N° 60 | Automne 2005 | Énergie

Edito

Sommaire

Cyrille Simonnet
Trou d'air


Le concept d’énergie a un long pedigree scientifique et technique, et même : géopolitique. Depuis deux ou trois décennies il a investi le domaine architectural et urbain, pour des raisons essentiellement économiques. Énergie est arrivé en 1973 affublé du terme « économie d’- », instaurant de ce fait une sorte de malentendu inaugural : le bâtiment est fatalement consommateur, dispendieux, et dilapide le précieux capital que l’homme a eu tant de peine à dominer, puis à produire, enfin… à gaspiller.
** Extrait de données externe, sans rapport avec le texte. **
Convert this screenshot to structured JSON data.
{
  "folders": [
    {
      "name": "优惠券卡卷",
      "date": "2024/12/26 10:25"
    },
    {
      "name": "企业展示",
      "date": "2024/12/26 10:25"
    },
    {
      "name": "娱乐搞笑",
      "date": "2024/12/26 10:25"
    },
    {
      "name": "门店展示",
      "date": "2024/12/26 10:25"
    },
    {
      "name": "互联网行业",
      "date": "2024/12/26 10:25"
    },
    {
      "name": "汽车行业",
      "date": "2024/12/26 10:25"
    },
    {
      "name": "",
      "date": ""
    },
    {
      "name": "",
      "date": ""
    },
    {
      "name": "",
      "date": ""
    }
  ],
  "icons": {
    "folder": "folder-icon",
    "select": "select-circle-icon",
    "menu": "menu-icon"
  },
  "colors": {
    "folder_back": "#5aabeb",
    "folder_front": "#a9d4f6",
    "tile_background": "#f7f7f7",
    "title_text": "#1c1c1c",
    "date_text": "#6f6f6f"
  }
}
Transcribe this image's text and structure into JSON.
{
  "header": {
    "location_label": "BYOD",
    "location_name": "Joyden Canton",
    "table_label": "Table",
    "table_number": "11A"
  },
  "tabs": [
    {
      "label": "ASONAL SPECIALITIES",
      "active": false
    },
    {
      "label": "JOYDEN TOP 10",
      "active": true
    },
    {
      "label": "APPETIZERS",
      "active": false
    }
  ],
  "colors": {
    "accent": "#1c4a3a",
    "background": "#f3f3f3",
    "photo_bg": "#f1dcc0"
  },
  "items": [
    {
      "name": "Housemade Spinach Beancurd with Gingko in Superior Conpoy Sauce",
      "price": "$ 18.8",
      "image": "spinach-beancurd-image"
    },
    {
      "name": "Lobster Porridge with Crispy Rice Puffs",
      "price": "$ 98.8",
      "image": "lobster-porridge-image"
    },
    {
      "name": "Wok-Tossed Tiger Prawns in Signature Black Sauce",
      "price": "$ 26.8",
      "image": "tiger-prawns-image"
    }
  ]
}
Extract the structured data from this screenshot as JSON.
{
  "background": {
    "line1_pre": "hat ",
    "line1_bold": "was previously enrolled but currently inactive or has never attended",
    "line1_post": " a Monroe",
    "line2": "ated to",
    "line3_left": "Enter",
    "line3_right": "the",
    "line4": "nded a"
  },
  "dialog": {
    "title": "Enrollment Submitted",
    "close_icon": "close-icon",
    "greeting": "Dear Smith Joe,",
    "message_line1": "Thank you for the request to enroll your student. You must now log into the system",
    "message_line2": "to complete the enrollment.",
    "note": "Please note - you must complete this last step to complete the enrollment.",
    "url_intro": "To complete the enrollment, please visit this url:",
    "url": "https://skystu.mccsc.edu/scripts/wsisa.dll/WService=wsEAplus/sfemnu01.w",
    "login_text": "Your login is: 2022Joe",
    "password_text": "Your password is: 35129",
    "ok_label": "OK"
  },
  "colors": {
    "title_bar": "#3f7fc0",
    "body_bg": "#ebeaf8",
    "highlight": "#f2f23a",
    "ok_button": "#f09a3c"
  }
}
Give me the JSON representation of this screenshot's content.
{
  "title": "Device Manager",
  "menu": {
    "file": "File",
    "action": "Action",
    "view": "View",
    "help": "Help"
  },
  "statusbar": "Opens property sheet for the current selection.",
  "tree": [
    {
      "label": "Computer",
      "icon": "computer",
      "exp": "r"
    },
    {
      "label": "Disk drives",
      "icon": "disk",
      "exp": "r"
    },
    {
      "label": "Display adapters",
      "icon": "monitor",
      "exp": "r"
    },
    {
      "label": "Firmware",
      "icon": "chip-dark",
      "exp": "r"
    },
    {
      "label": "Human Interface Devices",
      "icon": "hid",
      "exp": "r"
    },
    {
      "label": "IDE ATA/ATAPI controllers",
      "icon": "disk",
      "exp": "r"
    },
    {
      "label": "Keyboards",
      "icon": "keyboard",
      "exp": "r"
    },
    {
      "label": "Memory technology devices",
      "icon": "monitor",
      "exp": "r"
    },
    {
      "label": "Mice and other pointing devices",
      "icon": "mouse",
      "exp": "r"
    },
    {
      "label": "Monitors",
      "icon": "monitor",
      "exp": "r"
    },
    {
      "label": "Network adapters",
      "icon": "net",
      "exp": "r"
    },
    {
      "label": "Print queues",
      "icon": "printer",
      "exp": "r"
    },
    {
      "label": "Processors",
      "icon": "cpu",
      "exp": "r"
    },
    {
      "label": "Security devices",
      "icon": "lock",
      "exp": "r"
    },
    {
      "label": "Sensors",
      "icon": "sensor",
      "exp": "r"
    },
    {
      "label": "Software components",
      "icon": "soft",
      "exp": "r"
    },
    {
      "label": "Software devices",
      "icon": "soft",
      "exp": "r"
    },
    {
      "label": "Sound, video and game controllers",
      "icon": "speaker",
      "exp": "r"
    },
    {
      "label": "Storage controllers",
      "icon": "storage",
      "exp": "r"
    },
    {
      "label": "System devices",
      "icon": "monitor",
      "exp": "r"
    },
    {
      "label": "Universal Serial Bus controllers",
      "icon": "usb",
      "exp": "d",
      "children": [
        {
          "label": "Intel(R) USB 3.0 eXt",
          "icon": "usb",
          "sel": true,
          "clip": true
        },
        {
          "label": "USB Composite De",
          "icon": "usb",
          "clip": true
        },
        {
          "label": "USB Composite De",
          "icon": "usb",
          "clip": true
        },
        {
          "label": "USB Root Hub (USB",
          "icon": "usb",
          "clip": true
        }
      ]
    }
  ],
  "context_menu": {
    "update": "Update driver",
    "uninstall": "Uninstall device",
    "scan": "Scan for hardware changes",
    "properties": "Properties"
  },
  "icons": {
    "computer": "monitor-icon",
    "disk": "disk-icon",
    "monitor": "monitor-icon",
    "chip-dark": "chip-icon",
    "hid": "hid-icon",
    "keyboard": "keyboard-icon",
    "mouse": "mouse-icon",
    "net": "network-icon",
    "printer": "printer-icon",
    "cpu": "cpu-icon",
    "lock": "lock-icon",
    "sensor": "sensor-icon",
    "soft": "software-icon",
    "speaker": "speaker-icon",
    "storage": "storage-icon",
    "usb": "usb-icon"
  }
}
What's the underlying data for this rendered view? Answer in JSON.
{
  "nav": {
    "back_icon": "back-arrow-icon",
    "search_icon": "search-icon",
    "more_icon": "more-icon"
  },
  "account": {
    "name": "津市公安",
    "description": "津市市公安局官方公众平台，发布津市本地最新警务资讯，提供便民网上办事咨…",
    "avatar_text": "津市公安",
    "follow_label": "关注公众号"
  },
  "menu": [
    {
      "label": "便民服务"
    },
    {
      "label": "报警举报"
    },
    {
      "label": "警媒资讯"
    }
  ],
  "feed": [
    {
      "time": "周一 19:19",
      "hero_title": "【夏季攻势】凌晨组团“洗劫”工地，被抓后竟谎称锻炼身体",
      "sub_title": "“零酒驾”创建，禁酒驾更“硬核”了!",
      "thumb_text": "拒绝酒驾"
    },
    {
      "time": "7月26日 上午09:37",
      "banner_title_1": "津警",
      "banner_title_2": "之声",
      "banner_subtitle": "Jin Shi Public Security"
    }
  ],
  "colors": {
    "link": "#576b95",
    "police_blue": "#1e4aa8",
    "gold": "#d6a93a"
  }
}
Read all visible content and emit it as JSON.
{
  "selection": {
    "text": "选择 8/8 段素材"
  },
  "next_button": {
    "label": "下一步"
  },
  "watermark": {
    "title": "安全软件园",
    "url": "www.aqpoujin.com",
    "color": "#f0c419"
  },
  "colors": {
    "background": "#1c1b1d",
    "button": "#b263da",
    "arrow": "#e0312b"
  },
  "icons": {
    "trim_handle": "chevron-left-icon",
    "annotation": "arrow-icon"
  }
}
Aujourd’hui, comme un spectre, un nouveau gendarme se dresse, menaçant et culpabilisant : Environnement. L’énergie s’est précipitée dans le champ magnétique et sémantique de cette bannière. Car qui dit énergie n’est pas loin de penser gaspillage. Entendez : vous vous chauffez, c’est bien, vous vous lavez, vous cuisinez, vous vous déplacez, vous travaillez, vous consommez… mais ce faisant, vous brûlez le trousseau, et en prime, vous saccagez la planète.

Comment l’énergie insuffle-t-elle son concept dans l’idée (et la pratique) contemporaine de l’architecture ? Depuis l’origine, l’architecture, comme on sait, nous abrite. En cela, elle constitue un authentique confinement climatique. Construction, combustion : plus que jamais, semble-t-il, ce couple aujourd’hui nous interpelle. Combien de millions partent en fumée ? Georges Bataille rappelait naguère notre fatale inclination à la consomption. Ce désir atavique de brûler, de détruire. La Part maudite est destinée au bûcher. La dépense improductive, telle qu’il la caractérisait, serait une espèce de nécessité inscrite dans la nature des civilisations, voire dans la Nature elle-même, le soleil ne faisant rien d’autre que consumer ce qui touche ses rayons…

Voilà donc le grand paradoxe de l’énergie : de pouvoir inscrire le fait constructif, avec tout ce qu’il recèle de permanence et de stabilité, dans la spirale de la désintégration, de la déchéance. Pour bâtir, il faut détruire. Pour survivre, il faut brûler. Bien entendu, tout cela se contrôle, s’équilibre. Rien ne se perd, rien ne se crée. Mais tout se transforme, et dans ce brassage, il semble que l’homme y perde sinon des plumes, au moins un peu d’orgueil. On s’alarme, on ne s’affole pas pour autant, mais on se fait humble devant cette Nature qui a l’air de reprendre le dessus. Humilité calculée, négociée, humilité légiférante, tout un discours nous rappelle notre petite taille face aux Eléments. Mais plus que jamais, l’encombrant physique de notre civilisation moderne nous sollicite. Le cadre bâti, notre cadre de vie, accumule déjà une immense mémoire laborieuse. Il touche aux confins de la planète, et pour se maintenir ou se répandre encore, il exige toujours plus. On puise jusqu’à épuiser nos réserves, on invente de nouveaux combustibles, on capte toutes les énergies imaginables, mais il en manque toujours. On voudrait dompter le climat, domestiquer les tempêtes, apprivoiser le soleil !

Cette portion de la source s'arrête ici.